One of three charges thrown out for convicted eluder

PALMER — Saying they couldn’t prove the man was forcibly rather than passively resisting officers, an appeals court Friday threw out one of three charges a Palmer man was convicted of three years ago.

Nicolai Bultron was arrested in October 2008. Prosecutors allege he was driving a Chevy Tahoe when he spotted Palmer Police Department Officer Jason Crockett and stepped on the gas, speeding at 15 miles over the speed limit through a residential zone. Crockett gave chase.

Bultron allegedly stopped briefly. Crockett got out of his patrol vehicle and told Bultron to put his keys on the dash. But Bultron took off again, tearing through the Butte at 100 mph. Crockett gave chase, but gave up out of fear for his safety since the roads were so icy.

“Later that night, after Crockett returned to his patrol duties, he learned that Nicolai Bultron had reported the theft of his vehicle — a Chevrolet Tahoe. About one month earlier, Crockett had arrested Bultron for driving with a revoked license, and when Crockett learned that Bultron had just reported his vehicle stolen, it reminded Crockett that Bultron was similar in appearance to the driver of the Tahoe that Crockett had just chased,” appeals court judge David Mannheimer wrote in a decision in the case.

So Crockett and another PPD officer went to arrest Bultron and found his Tahoe at his apartment, with a stocking cap inside that matched the one the driver who ran from him was wearing.
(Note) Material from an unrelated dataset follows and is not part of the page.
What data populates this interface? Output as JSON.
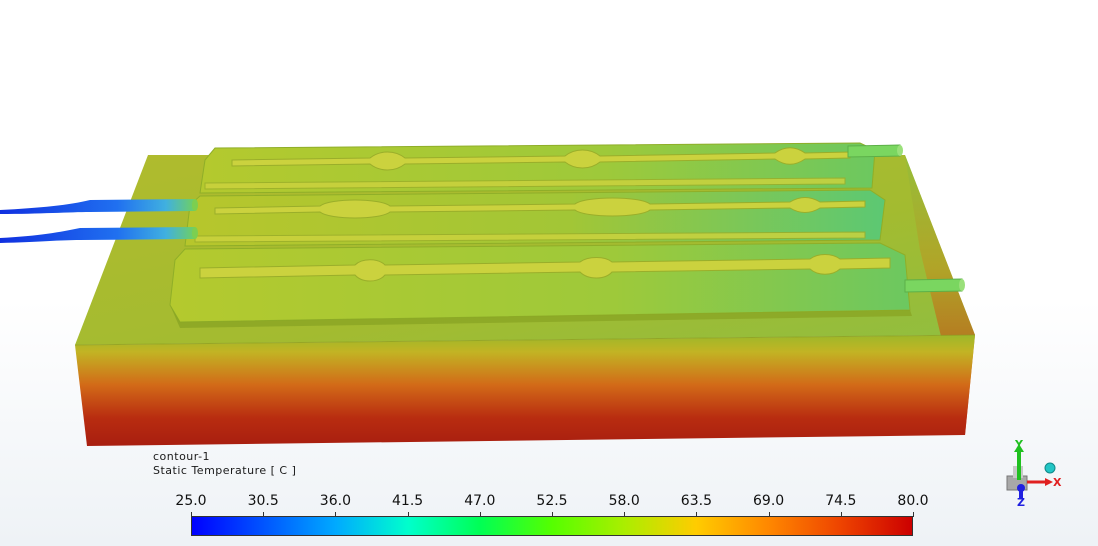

When Bultron’s girlfriend gave a different account of Bultron’s alibi than Bultron himself gave, Crockett arrested him.

“Bultron did not submit to this arrest. Protesting his innocence, Bultron held his hands rigidly in front of him so that the officers could not cuff his wrists in back. The officers forced Bultron to the ground, but Bultron pulled one of his arms underneath his body. After several minutes of struggle, the officers finally succeeded in cuffing both of Bultron’s wrists behind his back,” Mannheimer wrote.

Bultron was convicted after a trial on driving on a suspended license, resisting arrest and a combined reckless driving/failure to stop for a peace officer charges.

On appeal, Bultron argued that there was no way to prove he was driving the Tahoe when Crockett first spotted it. But, Mannheimer wrote that to overturn a conviction the evidence has to be much more lacking than it was in this case.

“The state’s evidence may have been circumstantial, but it was sufficient to support the conclusion that Bultron falsely reported his vehicle as stolen, and that Bultron was driving his Tahoe when Crockett tried to perform the traffic stop,” Mannheimer wrote.

But Mannheimer agreed that the resisting arrest charge was illegitimate.

“He tensed his arms and resisted the officers’ attempts to move his hands around to his back; this led to a wrestling match on the ground, during which Bultron tried to keep his arm underneath him, so that his wrist was inaccessible to the officers,” Mannheimer wrote.

But state appeals court precedence requires a suspect do more than just passively resist his arrest. And there was no evidence presented, Mannheimer wrote, that Bultron had taken any steps to use force.